We consider the phase transition induced by compressing a self-avoiding walk in a slab where the walk is attached to both walls of the slab in two and three dimensions, and the resulting phase once the polymer is compressed. The process of moving between a stretched situation where the walls pull apart to a compressed scenario is a phase transition with some similarities to that induced by pulling and pushing the end of the polymer. However, there are key differences in that the compressed state is expected to behave like a lower dimensional system, which is not the case when the force pushes only on the endpoint of the polymer. We use scaling arguments to predict the exponents both of those associated with the phase transition and those in the compressed state and find good agreement with Monte Carlo simulations.

Figures (5)

• Figure 1: A self-avoiding walk on the square lattice confined to a strip of width $s$ and a positive (negative) force $F$ is applied to the walls to expand (compress) the walk.
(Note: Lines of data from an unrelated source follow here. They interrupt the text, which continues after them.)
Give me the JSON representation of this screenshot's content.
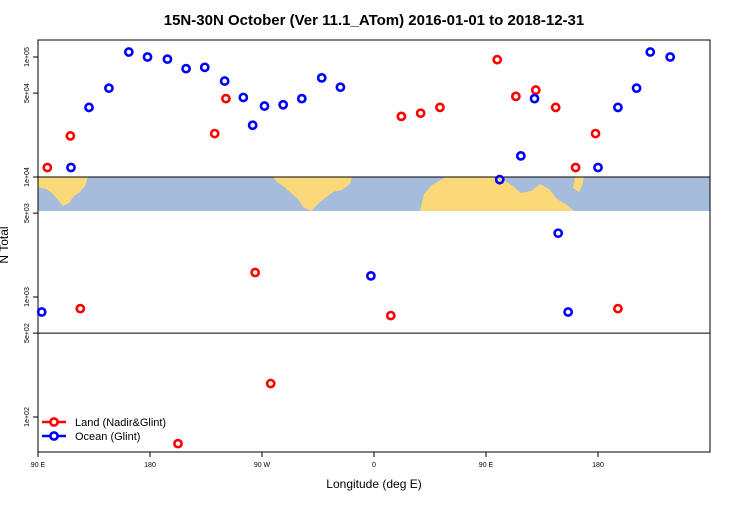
{
  "chart_data": {
    "type": "scatter",
    "title": "15N-30N October (Ver 11.1_ATom)   2016-01-01 to 2018-12-31",
    "xlabel": "Longitude (deg E)",
    "ylabel": "N Total",
    "log_scale_y": true,
    "ylim": [
      60,
      140000
    ],
    "xticks": [
      {
        "value": 90,
        "label": "90 E"
      },
      {
        "value": 180,
        "label": "180"
      },
      {
        "value": 270,
        "label": "90 W"
      },
      {
        "value": 360,
        "label": "0"
      },
      {
        "value": 450,
        "label": "90 E"
      },
      {
        "value": 540,
        "label": "180"
      }
    ],
    "yticks": [
      {
        "value": 100,
        "label": "1e+02"
      },
      {
        "value": 500,
        "label": "5e+02"
      },
      {
        "value": 1000,
        "label": "1e+03"
      },
      {
        "value": 5000,
        "label": "5e+03"
      },
      {
        "value": 10000,
        "label": "1e+04"
      },
      {
        "value": 50000,
        "label": "5e+04"
      },
      {
        "value": 100000,
        "label": "1e+05"
      }
    ],
    "horizontal_lines": [
      500,
      10000
    ],
    "series": [
      {
        "name": "Land (Nadir&Glint)",
        "color": "#ff0000",
        "points": [
          {
            "x": 97.5,
            "y": 12000
          },
          {
            "x": 116,
            "y": 22000
          },
          {
            "x": 124,
            "y": 800
          },
          {
            "x": 202.5,
            "y": 60
          },
          {
            "x": 232,
            "y": 23000
          },
          {
            "x": 241,
            "y": 45000
          },
          {
            "x": 264.5,
            "y": 1600
          },
          {
            "x": 277,
            "y": 190
          },
          {
            "x": 373.5,
            "y": 700
          },
          {
            "x": 382,
            "y": 32000
          },
          {
            "x": 397.5,
            "y": 34000
          },
          {
            "x": 413,
            "y": 38000
          },
          {
            "x": 459,
            "y": 95000
          },
          {
            "x": 474,
            "y": 47000
          },
          {
            "x": 490,
            "y": 53000
          },
          {
            "x": 506,
            "y": 38000
          },
          {
            "x": 522,
            "y": 12000
          },
          {
            "x": 538,
            "y": 23000
          },
          {
            "x": 556,
            "y": 800
          }
        ]
      },
      {
        "name": "Ocean (Glint)",
        "color": "#0000ff",
        "points": [
          {
            "x": 93,
            "y": 750
          },
          {
            "x": 116.5,
            "y": 12000
          },
          {
            "x": 131,
            "y": 38000
          },
          {
            "x": 147,
            "y": 55000
          },
          {
            "x": 163,
            "y": 110000
          },
          {
            "x": 178,
            "y": 100000
          },
          {
            "x": 194,
            "y": 96000
          },
          {
            "x": 209,
            "y": 80000
          },
          {
            "x": 224,
            "y": 82000
          },
          {
            "x": 240,
            "y": 63000
          },
          {
            "x": 255,
            "y": 46000
          },
          {
            "x": 262.5,
            "y": 27000
          },
          {
            "x": 272,
            "y": 39000
          },
          {
            "x": 287,
            "y": 40000
          },
          {
            "x": 302,
            "y": 45000
          },
          {
            "x": 318,
            "y": 67000
          },
          {
            "x": 333,
            "y": 56000
          },
          {
            "x": 357.5,
            "y": 1500
          },
          {
            "x": 461,
            "y": 9500
          },
          {
            "x": 478,
            "y": 15000
          },
          {
            "x": 489,
            "y": 45000
          },
          {
            "x": 508,
            "y": 3400
          },
          {
            "x": 516,
            "y": 750
          },
          {
            "x": 540,
            "y": 12000
          },
          {
            "x": 556,
            "y": 38000
          },
          {
            "x": 571,
            "y": 55000
          },
          {
            "x": 582,
            "y": 110000
          },
          {
            "x": 598,
            "y": 100000
          }
        ]
      }
    ]
  }
}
The walk is terminally attached to the lower surface and touches the upper surface at least once but the endpoint $x_n$ is otherwise free within the strip. The position of $x_n$ gives the components of the endpoint distance $R$.
• Figure 2: Metric quantities for compressed SAWs for (left) $d = 2$ and (right) $d = 3$. From top to bottom are the average extension above the surface $\langle s \rangle$, the average height of the free endpoint, and the average in-plane distance of the free endpoint, each given as a fraction of length $n$. Curves are shown for several different lengths $n = 256, 512, 1024$.
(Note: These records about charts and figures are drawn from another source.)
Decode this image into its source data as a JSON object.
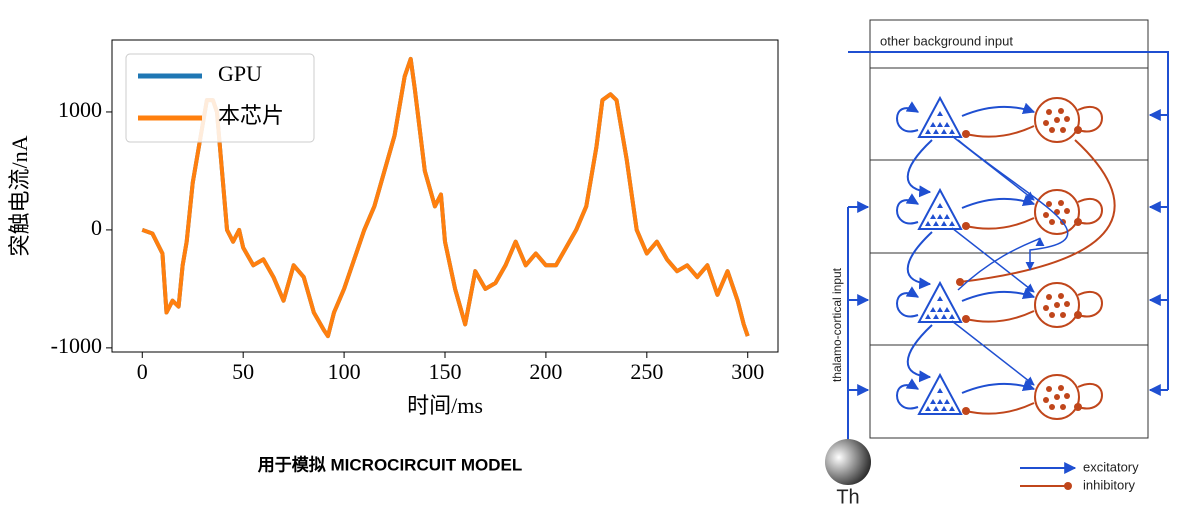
{
  "chart_data": {
    "type": "line",
    "x": [
      0,
      5,
      10,
      12,
      15,
      18,
      20,
      22,
      25,
      28,
      30,
      32,
      35,
      37,
      40,
      42,
      45,
      48,
      50,
      55,
      60,
      65,
      70,
      75,
      80,
      85,
      90,
      92,
      95,
      100,
      105,
      110,
      115,
      120,
      125,
      130,
      133,
      135,
      140,
      145,
      148,
      150,
      155,
      160,
      165,
      170,
      175,
      180,
      185,
      190,
      195,
      200,
      205,
      210,
      215,
      220,
      225,
      228,
      232,
      235,
      240,
      245,
      250,
      255,
      260,
      265,
      270,
      275,
      280,
      285,
      290,
      295,
      298,
      300
    ],
    "series": [
      {
        "name": "GPU",
        "color": "#1f77b4",
        "values": [
          0,
          -30,
          -200,
          -700,
          -600,
          -650,
          -300,
          -100,
          400,
          700,
          900,
          1100,
          1100,
          1000,
          400,
          0,
          -100,
          0,
          -150,
          -300,
          -250,
          -400,
          -600,
          -300,
          -400,
          -700,
          -850,
          -900,
          -700,
          -500,
          -250,
          0,
          200,
          500,
          800,
          1300,
          1450,
          1200,
          500,
          200,
          300,
          -100,
          -500,
          -800,
          -350,
          -500,
          -450,
          -300,
          -100,
          -300,
          -200,
          -300,
          -300,
          -150,
          0,
          200,
          700,
          1100,
          1150,
          1100,
          600,
          0,
          -200,
          -100,
          -250,
          -350,
          -300,
          -400,
          -300,
          -550,
          -350,
          -600,
          -800,
          -900
        ]
      },
      {
        "name": "本芯片",
        "color": "#ff7f0e",
        "values": [
          0,
          -30,
          -200,
          -700,
          -600,
          -650,
          -300,
          -100,
          400,
          700,
          900,
          1100,
          1100,
          1000,
          400,
          0,
          -100,
          0,
          -150,
          -300,
          -250,
          -400,
          -600,
          -300,
          -400,
          -700,
          -850,
          -900,
          -700,
          -500,
          -250,
          0,
          200,
          500,
          800,
          1300,
          1450,
          1200,
          500,
          200,
          300,
          -100,
          -500,
          -800,
          -350,
          -500,
          -450,
          -300,
          -100,
          -300,
          -200,
          -300,
          -300,
          -150,
          0,
          200,
          700,
          1100,
          1150,
          1100,
          600,
          0,
          -200,
          -100,
          -250,
          -350,
          -300,
          -400,
          -300,
          -550,
          -350,
          -600,
          -800,
          -900
        ]
      }
    ],
    "xlabel": "时间/ms",
    "ylabel": "突触电流/nA",
    "xlim": [
      -15,
      315
    ],
    "xticks": [
      0,
      50,
      100,
      150,
      200,
      250,
      300
    ],
    "ylim": [
      -1035,
      1610
    ],
    "yticks": [
      -1000,
      0,
      1000
    ],
    "legend": "upper left",
    "grid": false
  },
  "caption": "用于模拟 MICROCIRCUIT MODEL",
  "diagram": {
    "top_label": "other background input",
    "side_label": "thalamo-cortical input",
    "source": "Th",
    "legend": [
      "excitatory",
      "inhibitory"
    ]
  }
}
• Figure 3: Specific heat $c_n$ for compressed SAWs, for (a) $d = 2$ and (b) $d = 3$. Curves are shown for several different lengths $n = 256, 512, 1024$, indicating that a peak is forming at the critical point $y = 1$ ($F = 0$).
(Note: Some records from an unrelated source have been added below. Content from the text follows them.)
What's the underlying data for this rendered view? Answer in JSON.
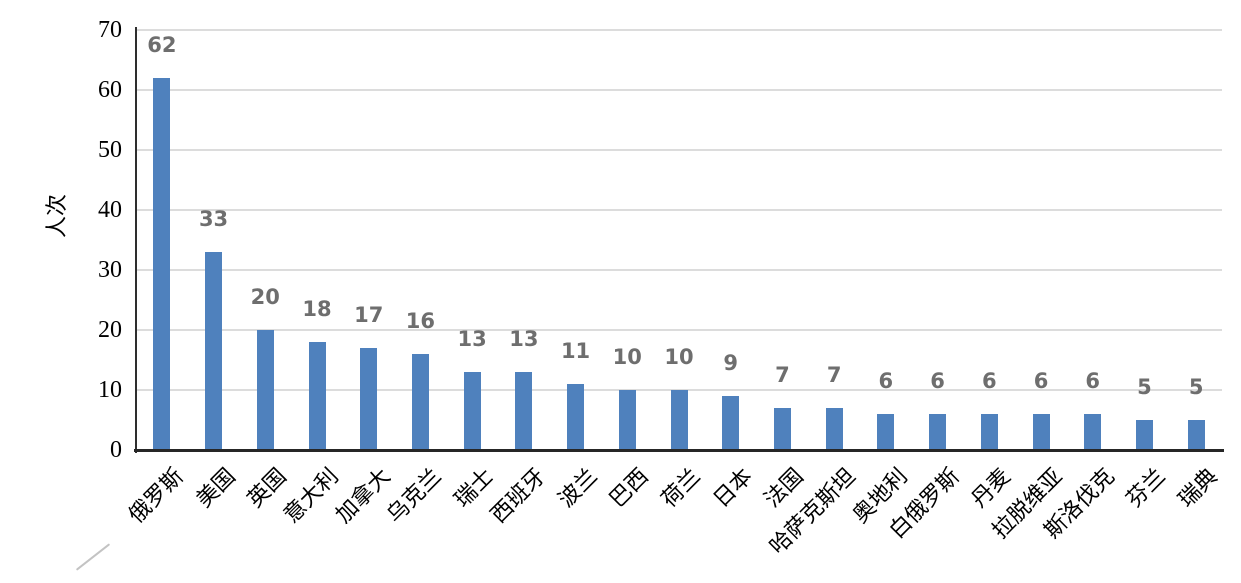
{
  "chart_data": {
    "type": "bar",
    "title": "",
    "xlabel": "",
    "ylabel": "人次",
    "ylim": [
      0,
      70
    ],
    "yticks": [
      0,
      10,
      20,
      30,
      40,
      50,
      60,
      70
    ],
    "grid": true,
    "legend": "none",
    "value_labels_shown": true,
    "categories": [
      "俄罗斯",
      "美国",
      "英国",
      "意大利",
      "加拿大",
      "乌克兰",
      "瑞士",
      "西班牙",
      "波兰",
      "巴西",
      "荷兰",
      "日本",
      "法国",
      "哈萨克斯坦",
      "奥地利",
      "白俄罗斯",
      "丹麦",
      "拉脱维亚",
      "斯洛伐克",
      "芬兰",
      "瑞典"
    ],
    "values": [
      62,
      33,
      20,
      18,
      17,
      16,
      13,
      13,
      11,
      10,
      10,
      9,
      7,
      7,
      6,
      6,
      6,
      6,
      6,
      5,
      5
    ],
    "colors": {
      "bar": "#4f81bd",
      "value_label": "#6e6e6e",
      "gridline": "#dcdcdc",
      "axis": "#262626",
      "text": "#000000"
    }
  }
}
• Figure 4: Estimates of coefficients of the exact expression for $s_n$ in the compressed phase ($F < 0$), Eq. \ref{['eq:AverageSpanCompressedGeneral']}. The coefficient $A$ of the leading order term behaves as expected, showing simple linear dependence on the known power of $F$, but the coefficient $B$ of the next order term does not. The dashed lines have slopes $(\gamma_1 - 3/2) / (\nu_d + 1)$.
• Figure 5: Exponent estimates for metric exponents $\nu$ as a function of pulling weight $y$, for (a) $d = 2$ and (b) $d = 3$. From bottom to top, the dashed lines mark the values of $\nu_d/(\nu_d + 1), \nu_d, 2\nu_d/(\nu_d + 1)$, where $\nu_d$ is the known exponent for free SAWs, namely $3/4, 0.587\ldots$ for $d = 2, 3$, respectively.